Using SAML with JWT for Node API

3
votes

I'm building an Angular 2 application using SAML2 via the passport-wsfed-saml2 strategy https://github.com/auth0/passport-wsfed-saml2. When I receive a users info back from SAML I generate a JWT token which I use to authenticate a user on an API I am also writing.

So I have two servers, APP/Auth Server is serving my application as well as generating my JWT tokens and API Server has my API. Both servers have a copy of the JWT secret, so when a user sends a request from APP/Auth Server to the API Server I verify the token they sent with their request by verifying it with the secret.
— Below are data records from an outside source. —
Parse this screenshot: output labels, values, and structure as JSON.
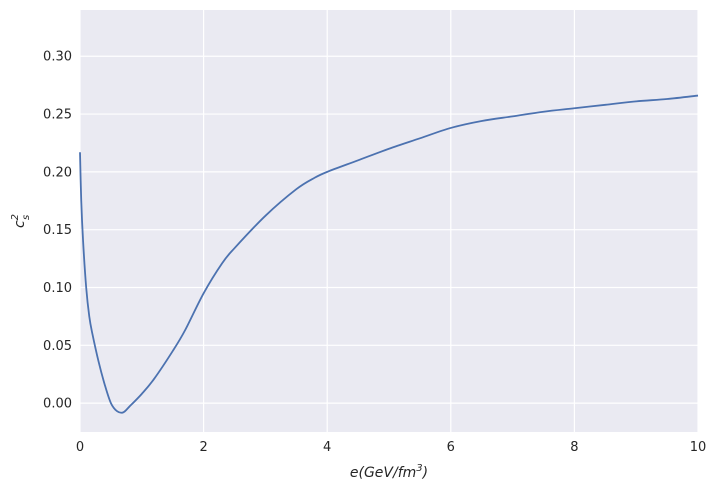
{
  "chart_data": {
    "type": "line",
    "title": "",
    "xlabel": {
      "base": "e(GeV/fm",
      "sup": "3",
      "end": ")"
    },
    "ylabel": {
      "base": "c",
      "sup": "2",
      "sub": "s"
    },
    "xlim": [
      0,
      10
    ],
    "ylim": [
      -0.025,
      0.34
    ],
    "xticks": [
      0,
      2,
      4,
      6,
      8,
      10
    ],
    "xtick_labels": [
      "0",
      "2",
      "4",
      "6",
      "8",
      "10"
    ],
    "yticks": [
      0.0,
      0.05,
      0.1,
      0.15,
      0.2,
      0.25,
      0.3
    ],
    "ytick_labels": [
      "0.00",
      "0.05",
      "0.10",
      "0.15",
      "0.20",
      "0.25",
      "0.30"
    ],
    "grid": true,
    "colors": {
      "background": "#eaeaf2",
      "line": "#4c72b0",
      "grid": "#ffffff"
    },
    "series": [
      {
        "x": [
          0.0,
          0.02,
          0.05,
          0.1,
          0.15,
          0.2,
          0.3,
          0.4,
          0.5,
          0.6,
          0.7,
          0.8,
          1.0,
          1.2,
          1.5,
          1.7,
          2.0,
          2.3,
          2.5,
          3.0,
          3.5,
          3.8,
          4.0,
          4.5,
          5.0,
          5.5,
          6.0,
          6.5,
          7.0,
          7.5,
          8.0,
          8.5,
          9.0,
          9.5,
          10.0
        ],
        "y": [
          0.217,
          0.175,
          0.14,
          0.1,
          0.075,
          0.06,
          0.036,
          0.016,
          0.0,
          -0.007,
          -0.008,
          -0.003,
          0.008,
          0.021,
          0.045,
          0.063,
          0.095,
          0.121,
          0.134,
          0.162,
          0.185,
          0.195,
          0.2,
          0.21,
          0.22,
          0.229,
          0.238,
          0.244,
          0.248,
          0.252,
          0.255,
          0.258,
          0.261,
          0.263,
          0.266
        ]
      }
    ]
  }
}
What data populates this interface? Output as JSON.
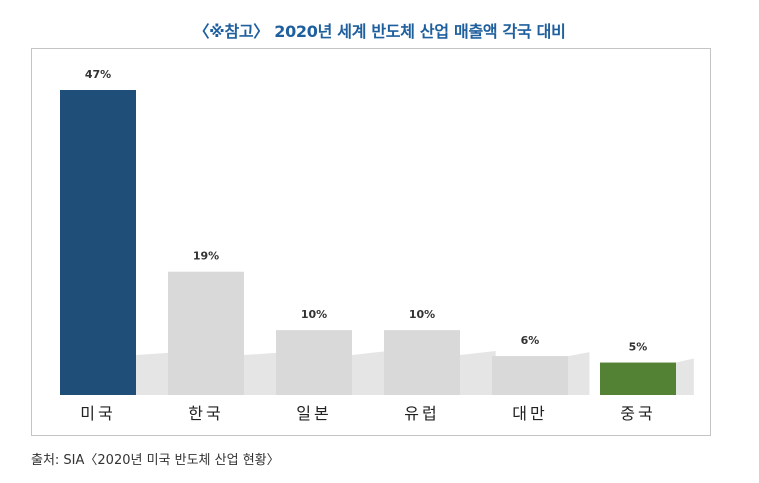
{
  "title": "〈※참고〉 2020년 세계 반도체 산업 매출액 각국 대비",
  "source": "출처: SIA〈2020년 미국 반도체 산업 현황〉",
  "colors": {
    "title": "#1e5f9e",
    "highlight_usa": "#1f4e79",
    "highlight_china": "#548235",
    "default_bar": "#d9d9d9",
    "shadow": "#cfcfcf"
  },
  "chart_data": {
    "type": "bar",
    "categories": [
      "미국",
      "한국",
      "일본",
      "유럽",
      "대만",
      "중국"
    ],
    "values": [
      47,
      19,
      10,
      10,
      6,
      5
    ],
    "value_labels": [
      "47%",
      "19%",
      "10%",
      "10%",
      "6%",
      "5%"
    ],
    "bar_colors": [
      "#1f4e79",
      "#d9d9d9",
      "#d9d9d9",
      "#d9d9d9",
      "#d9d9d9",
      "#548235"
    ],
    "ylim": [
      0,
      47
    ],
    "grid": false,
    "legend": "none"
  }
}
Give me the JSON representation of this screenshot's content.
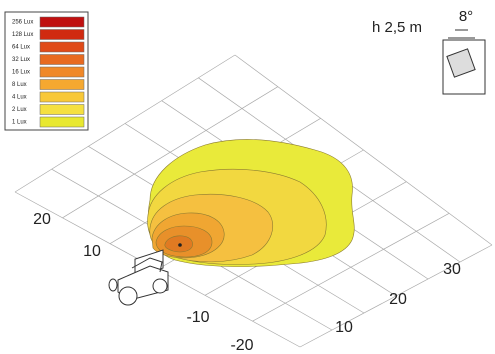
{
  "legend": {
    "items": [
      "256 Lux",
      "128 Lux",
      "64 Lux",
      "32 Lux",
      "16 Lux",
      "8 Lux",
      "4 Lux",
      "2 Lux",
      "1 Lux"
    ]
  },
  "mounting": {
    "height": "h 2,5 m",
    "angle": "8°"
  },
  "axes": {
    "left": [
      "20",
      "10",
      "-10",
      "-20"
    ],
    "right": [
      "10",
      "20",
      "30"
    ]
  }
}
Now for my questions, is it bad practice to have your app served from the same server you use to generate your JWT tokens? If so, what should I do here? Should I be doing more to authenticate a user on my API side?

Something about this just feels dirty....any help would be appreciated.

1
node.jsapijwtsaml-2.0federated-identity
At what point did you add your jwt token to the saml authentication process?gh0st

1 Answers

3
votes

Having the application and authentication system in the same service is not a malpractice by itself. In general, decoupled services are recommended but this does not mean that the deployment can group services and of course depends on the context

If you are worried about sharing the secret key among servers, you can use an asymmetric key pair (private and public). The private key only needs to be known by the Auth Server in order to sign the JWT. The API Server can use the public key to verify tokens.